# Johann Joseph Fux {1660 - 1741}.



## kfriegedank (Feb 27, 2020)

What the Fux! No thread about him in almost two decades of this site being up... here we go:

Johann Joseph Fux: the greatest, most celebrated and widely read music theorist of all time - studied by almost all of the greatest composers the world has seen; J.S Bach, Ludwig van Beethoven, Wolfgang Amadeus Mozart, Joseph Haydn - among many others, and teaching many composers such as Gottlieb Muffat and Georg Christoph Wagenseil.. but most notably Jan Dismas Zelenka, who studied with him for 3 years and as anyone that is familiar knows, is the only equal to Bach in terms of innovation and talent in that era.

Yet little does anyone know that he was in the most prestigious musical position in 18th century Vienna - and considered the greatest composer of the Holy Roman Empire, who served 3 different Emperors: Leopold the I, Joseph the I and Charles the VI.

He has a surviving output of over 600 works, secular and sacred in almost every style at the time - French, Italian, stile antico, stile moderno, and everything other form - mastered.

-----

I merely offer a humble playlist of 2 compositions of his I edited and recorded some time ago; my personal favourite being the Missa Purificationis, K.28 in his catalogue of works; which has a simple but profound beauty to it - and the Ouverture in D Minor, being exemplary of the French style, with a fantastic Fugue and gigue contained therein:


----------



## ArtMusic (Jan 5, 2013)

Yes, Fux was a great Baroque composer. He was prolific, influential in his theoretical works.

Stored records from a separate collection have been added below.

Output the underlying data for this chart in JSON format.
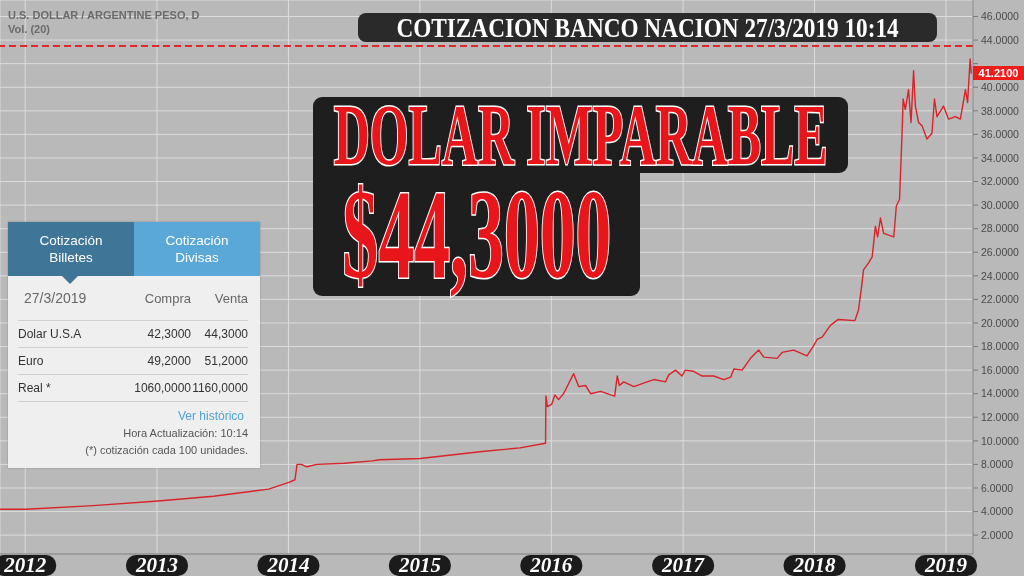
{
  "chart_data": [
    {
      "type": "line",
      "title": "DOLAR IMPARABLE",
      "subtitle": "$44,3000",
      "annotations": [
        "U.S. DOLLAR / ARGENTINE PESO, D",
        "Vol. (20)",
        "COTIZACION BANCO NACION 27/3/2019 10:14",
        "41.2100"
      ],
      "x": [
        "2011-10-23",
        "2012-01-03",
        "2012-07-08",
        "2013-01-04",
        "2013-06-07",
        "2013-11-07",
        "2014-01-04",
        "2014-01-19",
        "2014-01-25",
        "2014-02-06",
        "2014-02-21",
        "2014-03-21",
        "2014-06-06",
        "2014-08-22",
        "2014-09-10",
        "2015-01-02",
        "2015-06-23",
        "2015-10-06",
        "2015-12-16",
        "2015-12-17",
        "2015-12-21",
        "2016-01-02",
        "2016-01-11",
        "2016-01-21",
        "2016-02-04",
        "2016-03-03",
        "2016-03-17",
        "2016-04-05",
        "2016-04-19",
        "2016-05-17",
        "2016-06-14",
        "2016-06-25",
        "2016-07-02",
        "2016-07-08",
        "2016-07-20",
        "2016-08-17",
        "2016-09-23",
        "2016-10-12",
        "2016-11-13",
        "2016-11-22",
        "2016-12-11",
        "2016-12-29",
        "2017-01-07",
        "2017-01-30",
        "2017-02-23",
        "2017-03-27",
        "2017-04-24",
        "2017-05-13",
        "2017-05-22",
        "2017-06-14",
        "2017-07-07",
        "2017-07-30",
        "2017-08-13",
        "2017-09-19",
        "2017-10-03",
        "2017-11-04",
        "2017-12-11",
        "2017-12-30",
        "2018-01-08",
        "2018-01-22",
        "2018-02-14",
        "2018-03-08",
        "2018-04-23",
        "2018-05-03",
        "2018-05-13",
        "2018-05-17",
        "2018-05-31",
        "2018-06-10",
        "2018-06-19",
        "2018-06-25",
        "2018-07-03",
        "2018-07-12",
        "2018-08-09",
        "2018-08-16",
        "2018-08-25",
        "2018-09-01",
        "2018-09-04",
        "2018-09-10",
        "2018-09-19",
        "2018-09-26",
        "2018-10-03",
        "2018-10-08",
        "2018-10-17",
        "2018-10-27",
        "2018-11-09",
        "2018-11-23",
        "2018-11-30",
        "2018-12-07",
        "2018-12-25",
        "2019-01-08",
        "2019-01-27",
        "2019-02-10",
        "2019-02-24",
        "2019-03-02",
        "2019-03-09",
        "2019-03-12"
      ],
      "values": [
        4.2,
        4.2,
        4.5,
        4.9,
        5.3,
        5.9,
        6.5,
        6.7,
        8.0,
        8.0,
        7.8,
        8.0,
        8.1,
        8.3,
        8.4,
        8.5,
        9.1,
        9.4,
        9.8,
        13.8,
        12.9,
        13.1,
        13.9,
        13.5,
        14.0,
        15.7,
        14.6,
        14.7,
        14.0,
        14.2,
        13.9,
        13.8,
        15.5,
        14.7,
        15.0,
        14.6,
        15.0,
        15.2,
        15.0,
        15.6,
        16.0,
        15.5,
        16.0,
        15.9,
        15.5,
        15.5,
        15.2,
        15.4,
        16.1,
        16.0,
        17.0,
        17.7,
        17.1,
        17.0,
        17.5,
        17.7,
        17.2,
        18.1,
        18.6,
        18.8,
        19.8,
        20.3,
        20.2,
        21.1,
        23.4,
        24.5,
        25.1,
        25.6,
        28.2,
        27.3,
        28.9,
        27.6,
        27.3,
        29.9,
        30.5,
        36.1,
        39.0,
        38.1,
        39.8,
        37.0,
        41.4,
        38.4,
        37.0,
        36.7,
        35.6,
        36.1,
        39.0,
        37.5,
        38.4,
        37.3,
        37.5,
        37.3,
        39.8,
        38.7,
        42.4,
        41.2
      ],
      "color": "#d8232a",
      "marker": "none",
      "line_style": "solid",
      "xlim": [
        "2011-10-23",
        "2019-03-17"
      ],
      "xticks": [
        "2012",
        "2013",
        "2014",
        "2015",
        "2016",
        "2017",
        "2018",
        "2019"
      ],
      "ylim": [
        0.4,
        47.4
      ],
      "yticks": [
        {
          "value": 2,
          "label": "2.0000"
        },
        {
          "value": 4,
          "label": "4.0000"
        },
        {
          "value": 6,
          "label": "6.0000"
        },
        {
          "value": 8,
          "label": "8.0000"
        },
        {
          "value": 10,
          "label": "10.0000"
        },
        {
          "value": 12,
          "label": "12.0000"
        },
        {
          "value": 14,
          "label": "14.0000"
        },
        {
          "value": 16,
          "label": "16.0000"
        },
        {
          "value": 18,
          "label": "18.0000"
        },
        {
          "value": 20,
          "label": "20.0000"
        },
        {
          "value": 22,
          "label": "22.0000"
        },
        {
          "value": 24,
          "label": "24.0000"
        },
        {
          "value": 26,
          "label": "26.0000"
        },
        {
          "value": 28,
          "label": "28.0000"
        },
        {
          "value": 30,
          "label": "30.0000"
        },
        {
          "value": 32,
          "label": "32.0000"
        },
        {
          "value": 34,
          "label": "34.0000"
        },
        {
          "value": 36,
          "label": "36.0000"
        },
        {
          "value": 38,
          "label": "38.0000"
        },
        {
          "value": 40,
          "label": "40.0000"
        },
        {
          "value": 42,
          "label": null
        },
        {
          "value": 44,
          "label": "44.0000"
        },
        {
          "value": 46,
          "label": "46.0000"
        }
      ],
      "grid": true,
      "ref_lines": [
        {
          "axis": "y",
          "value": 43.5,
          "color": "#e3262b",
          "line_style": "dashed"
        }
      ]
    },
    {
      "type": "other",
      "annotations": [
        "Cotización Billetes",
        "Cotización Divisas",
        "27/3/2019",
        "Compra",
        "Venta",
        "Dolar U.S.A",
        "42,3000",
        "44,3000",
        "Euro",
        "49,2000",
        "51,2000",
        "Real *",
        "1060,0000",
        "1160,0000",
        "Ver histórico",
        "Hora Actualización: 10:14",
        "(*) cotización cada 100 unidades."
      ]
    }
  ]
}
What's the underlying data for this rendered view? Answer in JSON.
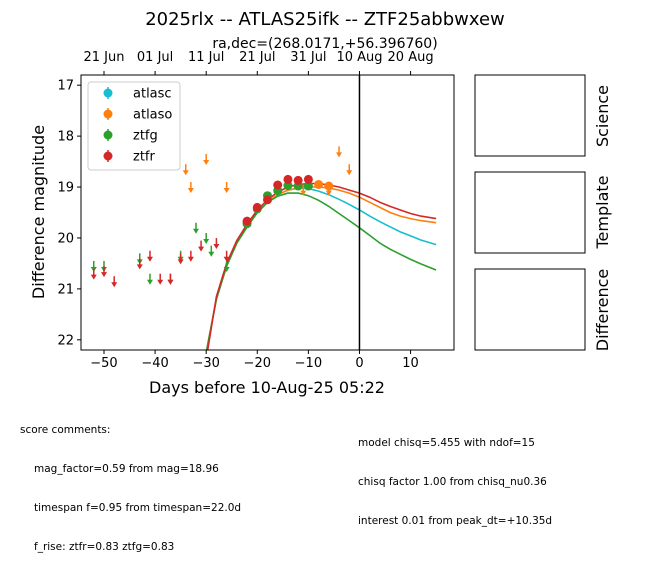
{
  "title": "2025rlx -- ATLAS25ifk -- ZTF25abbwxew",
  "subtitle": "ra,dec=(268.0171,+56.396760)",
  "chart_data": {
    "type": "scatter",
    "xlabel": "Days before 10-Aug-25 05:22",
    "ylabel": "Difference magnitude",
    "xlim": [
      -54.5,
      18.5
    ],
    "ylim": [
      22.2,
      16.8
    ],
    "y_inverted": true,
    "x_ticks": [
      -50,
      -40,
      -30,
      -20,
      -10,
      0,
      10
    ],
    "y_ticks": [
      17,
      18,
      19,
      20,
      21,
      22
    ],
    "top_axis_ticks": [
      {
        "label": "21 Jun",
        "x": -50
      },
      {
        "label": "01 Jul",
        "x": -40
      },
      {
        "label": "11 Jul",
        "x": -30
      },
      {
        "label": "21 Jul",
        "x": -20
      },
      {
        "label": "31 Jul",
        "x": -10
      },
      {
        "label": "10 Aug",
        "x": 0
      },
      {
        "label": "20 Aug",
        "x": 10
      }
    ],
    "vline_x": 0,
    "legend_position": "upper-left",
    "series": [
      {
        "name": "atlasc",
        "color": "#17becf",
        "detections": [],
        "upper_limits": [],
        "model": [
          [
            -29.9,
            22.2
          ],
          [
            -28,
            21.2
          ],
          [
            -26,
            20.55
          ],
          [
            -24,
            20.1
          ],
          [
            -22,
            19.78
          ],
          [
            -20,
            19.5
          ],
          [
            -18,
            19.3
          ],
          [
            -16,
            19.15
          ],
          [
            -14,
            19.06
          ],
          [
            -12,
            19.02
          ],
          [
            -10,
            19.03
          ],
          [
            -8,
            19.08
          ],
          [
            -6,
            19.15
          ],
          [
            -4,
            19.24
          ],
          [
            -2,
            19.34
          ],
          [
            0,
            19.45
          ],
          [
            2,
            19.57
          ],
          [
            4,
            19.68
          ],
          [
            6,
            19.78
          ],
          [
            8,
            19.88
          ],
          [
            10,
            19.96
          ],
          [
            12,
            20.04
          ],
          [
            15,
            20.13
          ]
        ]
      },
      {
        "name": "atlaso",
        "color": "#ff7f0e",
        "detections": [
          [
            -8,
            18.95,
            0.05
          ],
          [
            -6,
            18.98,
            0.05
          ]
        ],
        "upper_limits": [
          [
            -34,
            18.65
          ],
          [
            -33,
            19.0
          ],
          [
            -30,
            18.45
          ],
          [
            -26,
            19.0
          ],
          [
            -11,
            19.05
          ],
          [
            -6,
            19.05
          ],
          [
            -4,
            18.3
          ],
          [
            -2,
            18.65
          ]
        ],
        "model": [
          [
            -29.9,
            22.2
          ],
          [
            -28,
            21.2
          ],
          [
            -26,
            20.55
          ],
          [
            -24,
            20.1
          ],
          [
            -22,
            19.78
          ],
          [
            -20,
            19.5
          ],
          [
            -18,
            19.3
          ],
          [
            -16,
            19.15
          ],
          [
            -14,
            19.06
          ],
          [
            -12,
            19.02
          ],
          [
            -10,
            19.0
          ],
          [
            -8,
            19.0
          ],
          [
            -6,
            19.02
          ],
          [
            -4,
            19.06
          ],
          [
            -2,
            19.12
          ],
          [
            0,
            19.2
          ],
          [
            2,
            19.3
          ],
          [
            4,
            19.4
          ],
          [
            6,
            19.5
          ],
          [
            8,
            19.57
          ],
          [
            10,
            19.62
          ],
          [
            12,
            19.66
          ],
          [
            15,
            19.7
          ]
        ]
      },
      {
        "name": "ztfg",
        "color": "#2ca02c",
        "detections": [
          [
            -22,
            19.72,
            0.06
          ],
          [
            -20,
            19.43,
            0.05
          ],
          [
            -18,
            19.17,
            0.05
          ],
          [
            -16,
            19.07,
            0.05
          ],
          [
            -14,
            18.97,
            0.05
          ],
          [
            -12,
            18.98,
            0.05
          ],
          [
            -10,
            18.98,
            0.05
          ]
        ],
        "upper_limits": [
          [
            -52,
            20.55
          ],
          [
            -50,
            20.55
          ],
          [
            -43,
            20.4
          ],
          [
            -41,
            20.8
          ],
          [
            -37,
            20.8
          ],
          [
            -35,
            20.35
          ],
          [
            -32,
            19.8
          ],
          [
            -30,
            20.0
          ],
          [
            -29,
            20.25
          ],
          [
            -26,
            20.55
          ]
        ],
        "model": [
          [
            -29.9,
            22.2
          ],
          [
            -28,
            21.2
          ],
          [
            -26,
            20.55
          ],
          [
            -24,
            20.1
          ],
          [
            -22,
            19.78
          ],
          [
            -20,
            19.5
          ],
          [
            -18,
            19.3
          ],
          [
            -16,
            19.18
          ],
          [
            -14,
            19.12
          ],
          [
            -12,
            19.12
          ],
          [
            -10,
            19.17
          ],
          [
            -8,
            19.26
          ],
          [
            -6,
            19.38
          ],
          [
            -4,
            19.52
          ],
          [
            -2,
            19.66
          ],
          [
            0,
            19.8
          ],
          [
            2,
            19.95
          ],
          [
            4,
            20.1
          ],
          [
            6,
            20.22
          ],
          [
            8,
            20.32
          ],
          [
            10,
            20.42
          ],
          [
            12,
            20.51
          ],
          [
            15,
            20.63
          ]
        ]
      },
      {
        "name": "ztfr",
        "color": "#d62728",
        "detections": [
          [
            -22,
            19.67,
            0.06
          ],
          [
            -20,
            19.4,
            0.05
          ],
          [
            -18,
            19.25,
            0.05
          ],
          [
            -16,
            18.96,
            0.05
          ],
          [
            -14,
            18.85,
            0.05
          ],
          [
            -12,
            18.87,
            0.05
          ],
          [
            -10,
            18.85,
            0.05
          ]
        ],
        "upper_limits": [
          [
            -52,
            20.7
          ],
          [
            -50,
            20.65
          ],
          [
            -48,
            20.85
          ],
          [
            -43,
            20.5
          ],
          [
            -41,
            20.35
          ],
          [
            -39,
            20.8
          ],
          [
            -37,
            20.8
          ],
          [
            -35,
            20.4
          ],
          [
            -33,
            20.35
          ],
          [
            -31,
            20.15
          ],
          [
            -28,
            20.1
          ],
          [
            -26,
            20.35
          ]
        ],
        "model": [
          [
            -29.7,
            22.2
          ],
          [
            -28,
            21.15
          ],
          [
            -26,
            20.5
          ],
          [
            -24,
            20.05
          ],
          [
            -22,
            19.73
          ],
          [
            -20,
            19.45
          ],
          [
            -18,
            19.25
          ],
          [
            -16,
            19.1
          ],
          [
            -14,
            19.0
          ],
          [
            -12,
            18.95
          ],
          [
            -10,
            18.93
          ],
          [
            -8,
            18.93
          ],
          [
            -6,
            18.96
          ],
          [
            -4,
            19.0
          ],
          [
            -2,
            19.06
          ],
          [
            0,
            19.12
          ],
          [
            2,
            19.2
          ],
          [
            4,
            19.3
          ],
          [
            6,
            19.38
          ],
          [
            8,
            19.45
          ],
          [
            10,
            19.52
          ],
          [
            12,
            19.57
          ],
          [
            15,
            19.62
          ]
        ]
      }
    ]
  },
  "thumbnails": [
    {
      "label": "Science"
    },
    {
      "label": "Template"
    },
    {
      "label": "Difference"
    }
  ],
  "comments_left": {
    "heading": "score comments:",
    "lines": [
      "mag_factor=0.59 from mag=18.96",
      "timespan f=0.95 from timespan=22.0d",
      "f_rise: ztfr=0.83 ztfg=0.83"
    ]
  },
  "comments_right": {
    "lines": [
      "model chisq=5.455 with ndof=15",
      "chisq factor 1.00 from chisq_nu0.36",
      "interest 0.01 from peak_dt=+10.35d"
    ]
  }
}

This is as good as any from the Baroque:


----------



## kfriegedank (Feb 27, 2020)

ArtMusic said:


> Yes, Fux was a great Baroque composer. He was prolific, influential in his theoretical works.
> 
> This is as good as any from the Baroque:


Heard that compilation before... exquisite French Ouvertures aplenty.


----------



## Taggart (Feb 14, 2013)

Usually when Fux gets discussed it's because of his study of counterpoint. There is this thread on him Favorite works by Johann Joseph Fux


----------



## Ariasexta (Jul 3, 2010)

He is a bit like Marc Charpentier, both cherished the less embellished aristocratic italianate style of Giacomo Carissimi and also being prolific at the same level of production. It will be very illuminating to listen and compare the two.


----------